Testing vs Estimation for Index-Invariant Properties in the Huge Object Model
Sourav Chakraborty, Eldar Fischer, Arijit Ghosh, Amit Levi, Gopinath Mishra, Sayantan Sen
TL;DR
This work extends property testing in the Huge Object model to index-invariant properties by importing Szemerédi-style regularity ideas into a detailing framework. It shows that for index-invariant properties that admit a constant-Query $\varepsilon$-test, one can construct a distance-estimation algorithm with constant-query complexity, effectively bridging testing and tolerant estimation in this setting. The approach introduces detailings, weight/type distributions, and robust/weakt robustness notions, and builds a simulation-based pipeline (Simulate, Accept-Probability) together with procedures to locate robust detailings and estimate their parameters.
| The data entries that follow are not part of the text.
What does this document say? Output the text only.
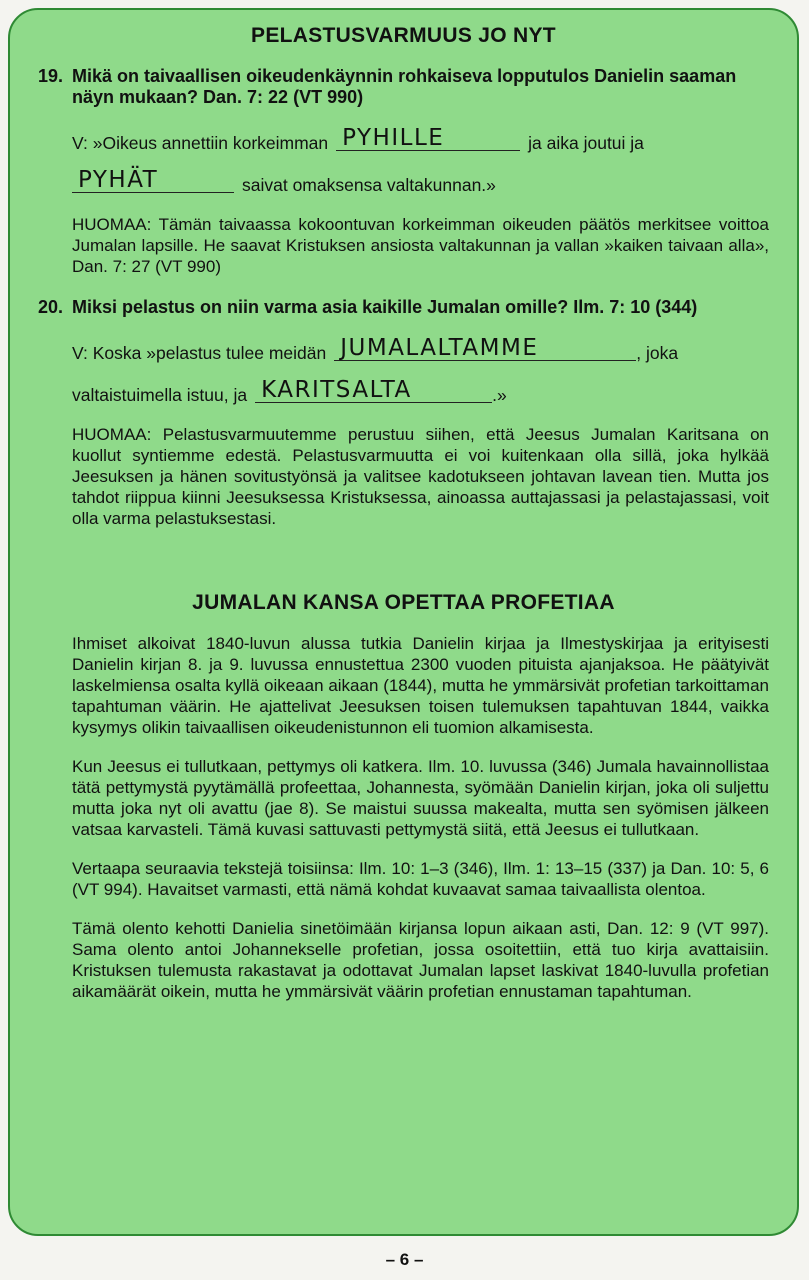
PELASTUSVARMUUS JO NYT
19. Mikä on taivaallisen oikeudenkäynnin rohkaiseva lopputulos Danielin saaman näyn mukaan? Dan. 7: 22 (VT 990)
V: »Oikeus annettiin korkeimman PYHILLE	ja aika joutui ja
PYHÄT	saivat omaksensa valtakunnan.»
HUOMAA: Tämän taivaassa kokoontuvan korkeimman oikeuden päätös merkitsee voittoa Jumalan lapsille. He saavat Kristuksen ansiosta valtakunnan ja vallan »kaiken taivaan alla», Dan. 7: 27 (VT 990)
20. Miksi pelastus on niin varma asia kaikille Jumalan omille? Ilm. 7: 10 (344)
V: Koska »pelastus tulee meidän JUMALALTAMME	, joka
valtaistuimella istuu, ja KARITSALTA	.»
HUOMAA: Pelastusvarmuutemme perustuu siihen, että Jeesus Jumalan Karitsana on kuollut syntiemme edestä. Pelastusvarmuutta ei voi kuitenkaan olla sillä, joka hylkää Jeesuksen ja hänen sovitustyönsä ja valitsee kadotukseen johtavan lavean tien. Mutta jos tahdot riippua kiinni Jeesuksessa Kristuksessa, ainoassa auttajassasi ja pelastajassasi, voit olla varma pelastuksestasi.
JUMALAN KANSA OPETTAA PROFETIAA
Ihmiset alkoivat 1840-luvun alussa tutkia Danielin kirjaa ja Ilmestyskirjaa ja erityisesti Danielin kirjan 8. ja 9. luvussa ennustettua 2300 vuoden pituista ajanjaksoa. He päätyivät laskelmiensa osalta kyllä oikeaan aikaan (1844), mutta he ymmärsivät profetian tarkoittaman tapahtuman väärin. He ajattelivat Jeesuksen toisen tulemuksen tapahtuvan 1844, vaikka kysymys olikin taivaallisen oikeudenistunnon eli tuomion alkamisesta.
Kun Jeesus ei tullutkaan, pettymys oli katkera. Ilm. 10. luvussa (346) Jumala havainnollistaa tätä pettymystä pyytämällä profeettaa, Johannesta, syömään Danielin kirjan, joka oli suljettu mutta joka nyt oli avattu (jae 8). Se maistui suussa makealta, mutta sen syömisen jälkeen vatsaa karvasteli. Tämä kuvasi sattuvasti pettymystä siitä, että Jeesus ei tullutkaan.
Vertaapa seuraavia tekstejä toisiinsa: Ilm. 10: 1–3 (346), Ilm. 1: 13–15 (337) ja Dan. 10: 5, 6 (VT 994). Havaitset varmasti, että nämä kohdat kuvaavat samaa taivaallista olentoa.
Tämä olento kehotti Danielia sinetöimään kirjansa lopun aikaan asti, Dan. 12: 9 (VT 997). Sama olento antoi Johannekselle profetian, jossa osoitettiin, että tuo kirja avattaisiin. Kristuksen tulemusta rakastavat ja odottavat Jumalan lapset laskivat 1840-luvulla profetian aikamäärät oikein, mutta he ymmärsivät väärin profetian ennustaman tapahtuman.
– 6 –
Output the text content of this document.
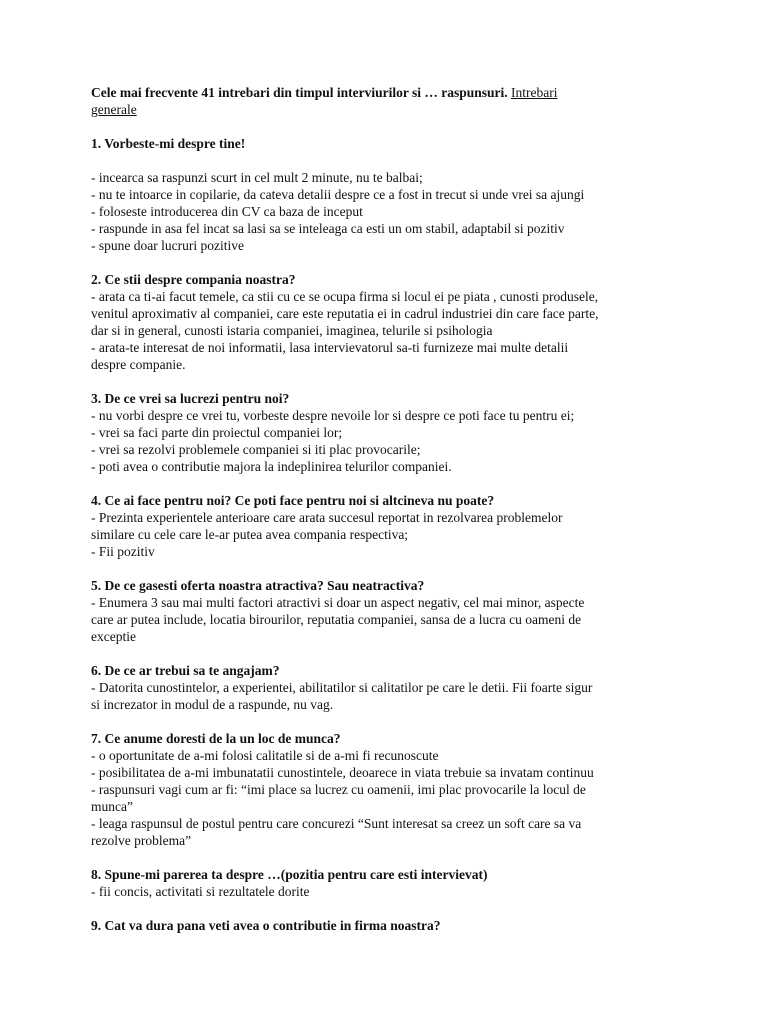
Cele mai frecvente 41 intrebari din timpul interviurilor si … raspunsuri. Intrebari
generale

1. Vorbeste-mi despre tine!

- incearca sa raspunzi scurt in cel mult 2 minute, nu te balbai;

- nu te intoarce in copilarie, da cateva detalii despre ce a fost in trecut si unde vrei sa ajungi

- foloseste introducerea din CV ca baza de inceput

- raspunde in asa fel incat sa lasi sa se inteleaga ca esti un om stabil, adaptabil si pozitiv

- spune doar lucruri pozitive

2. Ce stii despre compania noastra?

- arata ca ti-ai facut temele, ca stii cu ce se ocupa firma si locul ei pe piata , cunosti produsele,

venitul aproximativ al companiei, care este reputatia ei in cadrul industriei din care face parte,

dar si in general, cunosti istaria companiei, imaginea, telurile si psihologia

- arata-te interesat de noi informatii, lasa intervievatorul sa-ti furnizeze mai multe detalii

despre companie.

3. De ce vrei sa lucrezi pentru noi?

- nu vorbi despre ce vrei tu, vorbeste despre nevoile lor si despre ce poti face tu pentru ei;

- vrei sa faci parte din proiectul companiei lor;

- vrei sa rezolvi problemele companiei si iti plac provocarile;

- poti avea o contributie majora la indeplinirea telurilor companiei.

4. Ce ai face pentru noi? Ce poti face pentru noi si altcineva nu poate?

- Prezinta experientele anterioare care arata succesul reportat in rezolvarea problemelor

similare cu cele care le-ar putea avea compania respectiva;

- Fii pozitiv

5. De ce gasesti oferta noastra atractiva? Sau neatractiva?

- Enumera 3 sau mai multi factori atractivi si doar un aspect negativ, cel mai minor, aspecte

care ar putea include, locatia birourilor, reputatia companiei, sansa de a lucra cu oameni de

exceptie

6. De ce ar trebui sa te angajam?

- Datorita cunostintelor, a experientei, abilitatilor si calitatilor pe care le detii. Fii foarte sigur

si increzator in modul de a raspunde, nu vag.

7. Ce anume doresti de la un loc de munca?

- o oportunitate de a-mi folosi calitatile si de a-mi fi recunoscute

- posibilitatea de a-mi imbunatatii cunostintele, deoarece in viata trebuie sa invatam continuu

- raspunsuri vagi cum ar fi: “imi place sa lucrez cu oamenii, imi plac provocarile la locul de

munca”

- leaga raspunsul de postul pentru care concurezi “Sunt interesat sa creez un soft care sa va

rezolve problema”

8. Spune-mi parerea ta despre …(pozitia pentru care esti intervievat)

- fii concis, activitati si rezultatele dorite

9. Cat va dura pana veti avea o contributie in firma noastra?
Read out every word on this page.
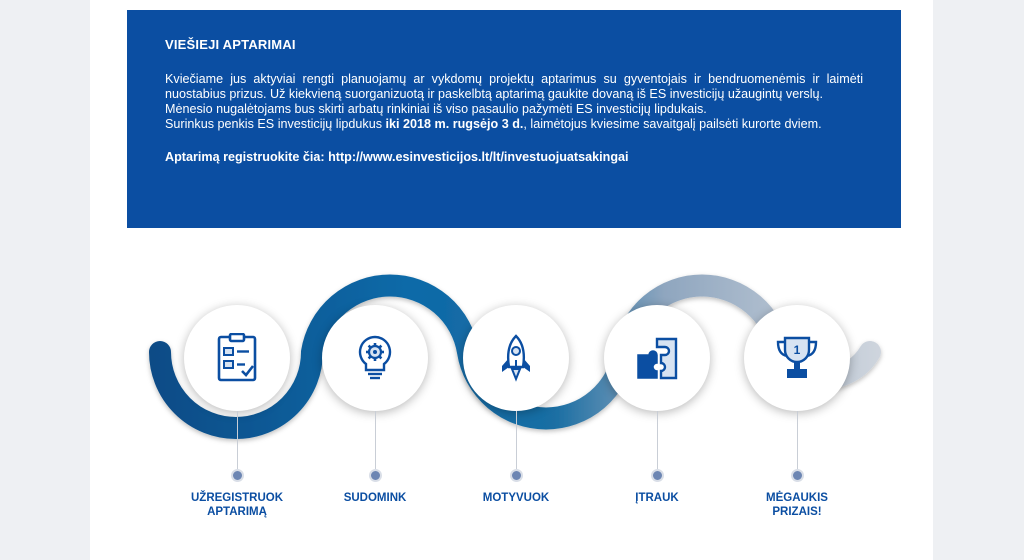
VIEŠIEJI APTARIMAI

Kviečiame jus aktyviai rengti planuojamų ar vykdomų projektų aptarimus su gyventojais ir bendruomenėmis ir laimėti nuostabius prizus. Už kiekvieną suorganizuotą ir paskelbtą aptarimą gaukite dovaną iš ES investicijų užaugintų verslų.
Mėnesio nugalėtojams bus skirti arbatų rinkiniai iš viso pasaulio pažymėti ES investicijų lipdukais.
Surinkus penkis ES investicijų lipdukus iki 2018 m. rugsėjo 3 d., laimėtojus kviesime savaitgalį pailsėti kurorte dviem.

Aptarimą registruokite čia: http://www.esinvesticijos.lt/lt/investuojuatsakingai
1
UŽREGISTRUOK APTARIMĄ
SUDOMINK	MOTYVUOK	ĮTRAUK	MĖGAUKIS PRIZAIS!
The results highlight a sharp separation enabled by invariance: constant-query testability implies constant-query estimability, with controlled (non-tower) parameter dependencies, offering a principled regularity-like framework for Huge Object property testing.
Abstract
The Huge Object model of property testing [Goldreich and Ron, TheoretiCS 23] concerns properties of distributions supported on $\{0,1\}^n$, where $n$ is so large that even reading a single sampled string is unrealistic. Instead, query access is provided to the samples, and the efficiency of the algorithm is measured by the total number of queries that were made to them. Index-invariant properties under this model were defined in [Chakraborty et al., COLT 23], as a compromise between enduring the full intricacies of string testing when considering unconstrained properties, and giving up completely on the string structure when considering label-invariant properties. Index-invariant properties are those that are invariant through a consistent reordering of the bits of the involved strings. Here we provide an adaptation of Szemerédi's regularity method for this setting, and in particular show that if an index-invariant property admits an $ε$-test with a number of queries depending only on the proximity parameter $ε$, then it also admits a distance estimation algorithm whose number of queries depends only on the approximation parameter.